Reading splits opens the world and lets the light peek through. But how, exactly, does it work its magic?
Every fall for a whole week, I surround myself with some of my best writer buddies and sink into a sea of words. Yesterday, we were discussing something a masterful wordscraftsman once said–about how the spine tingles when we encounter a powerful phrase or sentence…about how we hoist ourselves up by the power of those words. Tingle. Hoist. Words that make us feel things.
This year, I’ve talked to a lot of girls about observation journals–like the one Lanie keeps. I’ve listened to them talk about what they see in their yards and on the way to school. They’ve listened to me talk about where my ideas come from and how it’s somewhat less mysterious than we sometimes think. Still, something is mysterious. How do black marks on a page (or screen) make feelings rise in our throats until we can hardly bear it?
Sometimes we’re haunted by feelings we can’t shake no matter how hard we put our will to the task. This dog traveled with my brother when my family left Ethiopia in the 1970s. Somewhere in Minnesota, Baron disappeared. It doesn’t surprise me that my brother’s first novel for young readers, The Pup Who Cried Wolf, sees the world through the eyes of a dog–a dog who loves car travels, among other things. Our memories and observations–the things we care about–the things that haunt us…those are things that make us brave and determined enough to face down the resistance that comes when any writer sits with a blank screen or page (or, sometimes worse, one with the wrong words already on it, blocking the way).

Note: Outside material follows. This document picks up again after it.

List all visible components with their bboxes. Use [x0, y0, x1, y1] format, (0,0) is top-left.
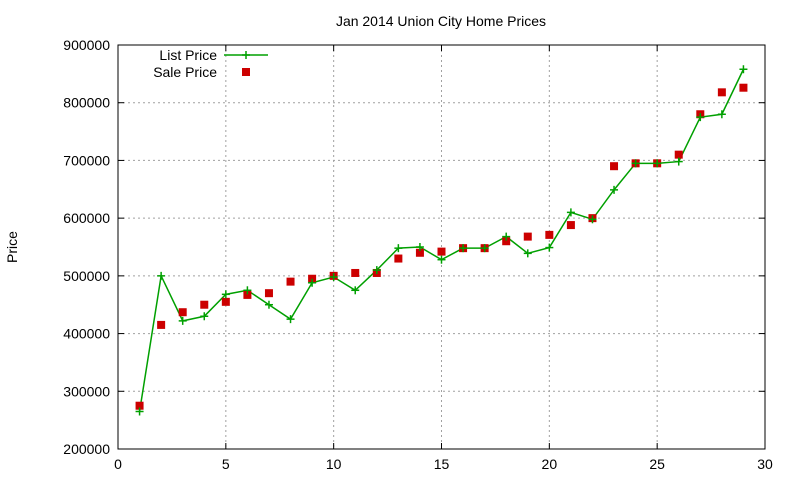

When we aren’t quite brave enough, not quite determined enough, sitting silently in a luminous room with other brave writers can help. Amazing books have been born and shaped in this circle.
We learn so much from each other. Toni Buzzeo, who used to be a school librarian, was the one who yesterday told me about this book, which I can’t wait to share with the board members of Ethiopia Reads when they gather in Denver to figure out goals and dreams for 2011. That’s the next traveling I’ll do after I get home from this retreat. How fitting that I sit here not only step-stepping my way through the books I want to write, but talking and thinking about the ways we share the books we love.
Last night, we talked about books that had stuck with us since childhood. The Secret Garden. Caddie Woodlawn. Julie of the Wolves. A Little Princess. Millions of Cats. Through books, we imagined ourselves into the skin of other characters. We saw the world. We felt deep feelings and found words to wrap around them. Our lives would have been so much poorer without books. No wonder children all around the world are drawn to shaping words, even if it’s with a stick scraping in the dirt under a tree, and reading them whenever and wherever they can manage to find a way.
Some things just can’t be shared, country to country. Language gets in the way and so do emotions and expectations and just how hard it is to lift something up and carry it from one place to another.
But, amazingly, a lot of things CAN be shared. Books right this minute are being carried from the United States to Ethiopia–and in 2011, that will happen again and again.
Onward!
2 thoughts on “We hoist ourselves up with a rope of words”
Friend,
As a teacher of young ones, it never ceases to make my heart sad when consistently I hear “I don’t know what to write”. I always tell them to write what is on their heart, what they know the most about, love the deepest, enjoy. Still they struggle. Life goes by so fast for them just as it does for us. It isn’t realistic for most of my students to actually have a journal to write in on their way to school or when ever a good idea might pop into their head. But maybe we need to explicitly teach them how to keep a “journal in their heads”. How to write a wonderful moment on their brains, or file away something that made them happy or sad. Maybe this is what we need to do to help our at-risk children say all of the amazing things they have to say each and every day. Thanks for helping all of us by your explicit teaching Jane!
I wish I’d had someone like you as a writing teacher when I was a young writer! Thanks for helping those students open their eyes and hearts.